Pierre Raufast

Alma Editeur, janv. 2017, 2018 p., 18,50 €

baleine thébaïde

4e de couv. :

Fraîchement diplômé, Richeville, jeune homme timide et idéaliste embarque au nord de l’Alaska, sur un bateau. Objectif : retrouver la fameuse « baleine 52 », qui chante à une fréquence unique au monde. Mais l’équipage affrété par le sinistre Samaritano Institute a d’autres desseins.

Au menu : l’inquiétant Dr Alvarez, un hacker moscovite, une start-up californienne, une jolie libraire et des cétacés solitaires, mutants ou électroniques qui entraînent Richeville dans un tourbillon d’aventures extraordinaires.

 

Mon billet :

J’ai découvert l’écriture de Pierre Raufast avec  « La fractale des raviolis ». J’avais adoré son travail d’écriture que j’ai eu le plaisir de retrouver dans « la Baleine Thébaïde ».

Ce roman est pour moi l’équivalent d’un drame en quatre actes qui nous est proposé.

Le premier chapitre donne des informations et il faudra attendre pratiquement la fin pour vraiment comprendre la portée de cette première histoire.

Chaque partie débute par un poème de pètes très connus.

*René François Sully Prudhomme : La mère… ce qui nous renvoie à la famille.

Richelieu parle

*Théophile Gautier : le roi solitaire… cela rappelle le savant seul avec les recherches.

Eduardo parle

*Alfred de Musset : la nuit de décembre…  représente l’homme seul.

Dimitri parle

*Alphonse Lamartine : dernière solitude… on approche de la fin.

Récits à la troisième personne où l’on découvre de nouveaux personnages qui vont interagir avec les personnages déjà connus.

Ces poèmes ne sont pas choisis au hasard puisque le sujet du poème est en lien avec le thème abordé dans la partie concernée.

La solitude et ce qui en découle forment la trame de fond qui lie le personnage de Richeville à la Baleine Thébaïde, trouver son âme sœur, sa compagne, trouver sa place dans la société, trouver sa voie professionnelle.

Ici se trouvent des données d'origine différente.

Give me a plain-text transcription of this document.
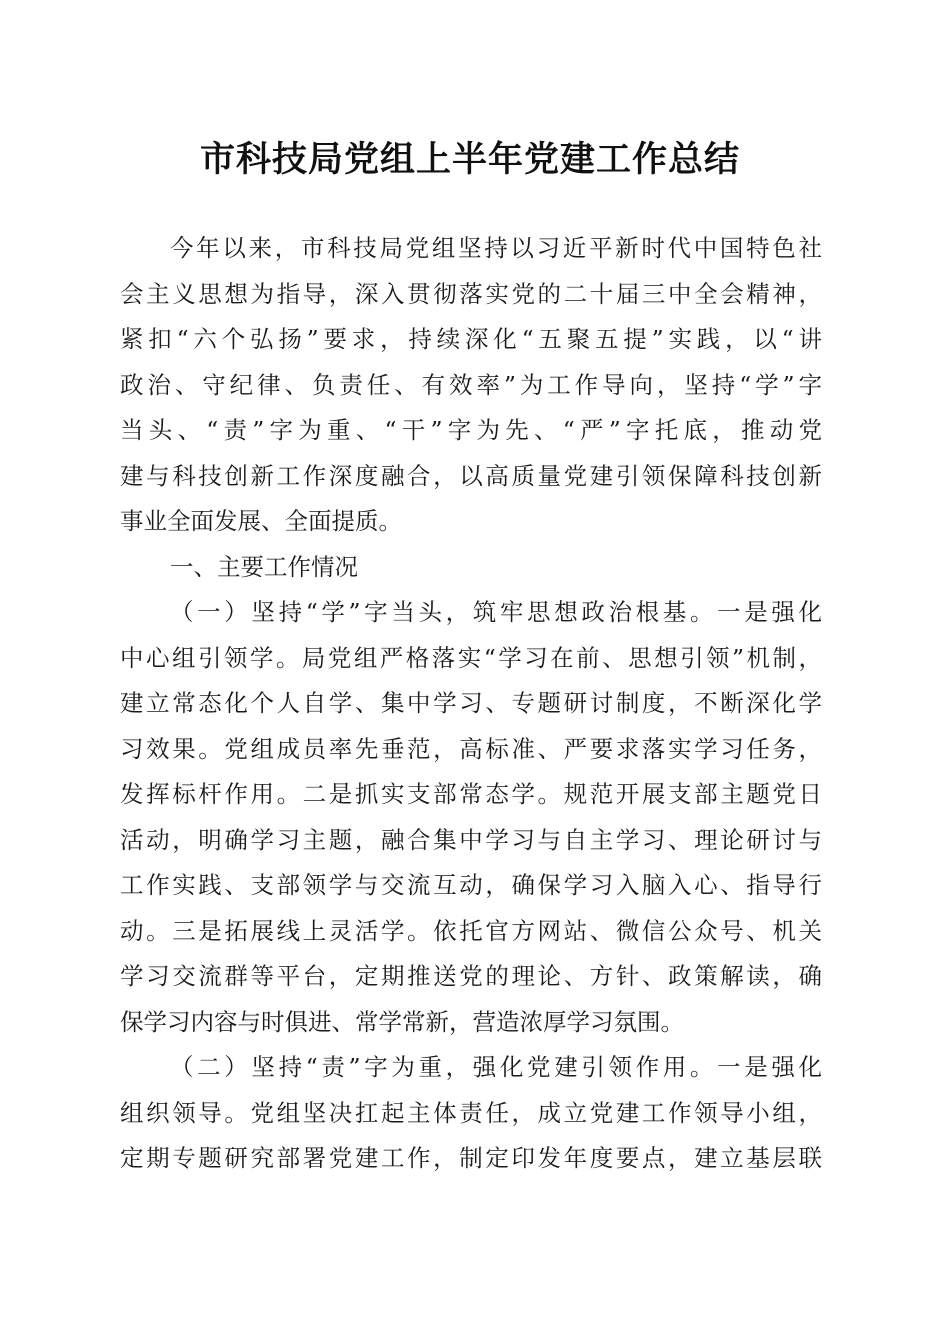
市科技局党组上半年党建工作总结
今年以来，市科技局党组坚持以习近平新时代中国特色社
会主义思想为指导，深入贯彻落实党的二十届三中全会精神，
紧扣“六个弘扬”要求，持续深化“五聚五提”实践，以“讲
政治、守纪律、负责任、有效率”为工作导向，坚持“学”字
当头、“责”字为重、“干”字为先、“严”字托底，推动党
建与科技创新工作深度融合，以高质量党建引领保障科技创新
事业全面发展、全面提质。
一、主要工作情况
（一）坚持“学”字当头，筑牢思想政治根基。一是强化
中心组引领学。局党组严格落实“学习在前、思想引领”机制，
建立常态化个人自学、集中学习、专题研讨制度，不断深化学
习效果。党组成员率先垂范，高标准、严要求落实学习任务，
发挥标杆作用。二是抓实支部常态学。规范开展支部主题党日
活动，明确学习主题，融合集中学习与自主学习、理论研讨与
工作实践、支部领学与交流互动，确保学习入脑入心、指导行
动。三是拓展线上灵活学。依托官方网站、微信公众号、机关
学习交流群等平台，定期推送党的理论、方针、政策解读，确
保学习内容与时俱进、常学常新，营造浓厚学习氛围。
（二）坚持“责”字为重，强化党建引领作用。一是强化
组织领导。党组坚决扛起主体责任，成立党建工作领导小组，
定期专题研究部署党建工作，制定印发年度要点，建立基层联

Richeville est conscient de sa nature profonde et il espère que ce voyage scientifique allait débloquer la situation.

Richeville répond à une étrange annonce qui l’a attiré par son côté littéraire, c’est curieux pour un emploi « scientifique ».

Richeville est un idéaliste, un naïf qui se fait manipuler par un laboratoire. On va suivre son initiation et voir comment on l’a trompé sur l’objet réel de ce voyage. Trompé, trahi lui et ses convictions et ses idéaux. Il va avoir du mal à vivre avec ce secret et ce poids sur sa conscience.

Les quelques références à la Bible sont-ils là pour nous rappeler que l’enfer est pavé de bonnes intentions ? j’ai noté : Le bateau qui rappelle étrangement l’arche de Noé, La baleine et Jonas, Gabriel l’ange annonciateur etc…

On retrouve aussi des références aux deux précédents romans, ces petits clins d’œil m'ont fait sourire, cela fait penser à un private joke entre l’auteur et le lecteur.

On retrouve un peu cette impression d’histoires qui ressemblent à ces photos qu’on assemble pour créer un grand tableau… on dirait que plus on croit s’éloigner plus on revient sur l’histoire centrale.

J’aurais bien d’autres choses à dire mais cela dévoilerait trop l’histoire !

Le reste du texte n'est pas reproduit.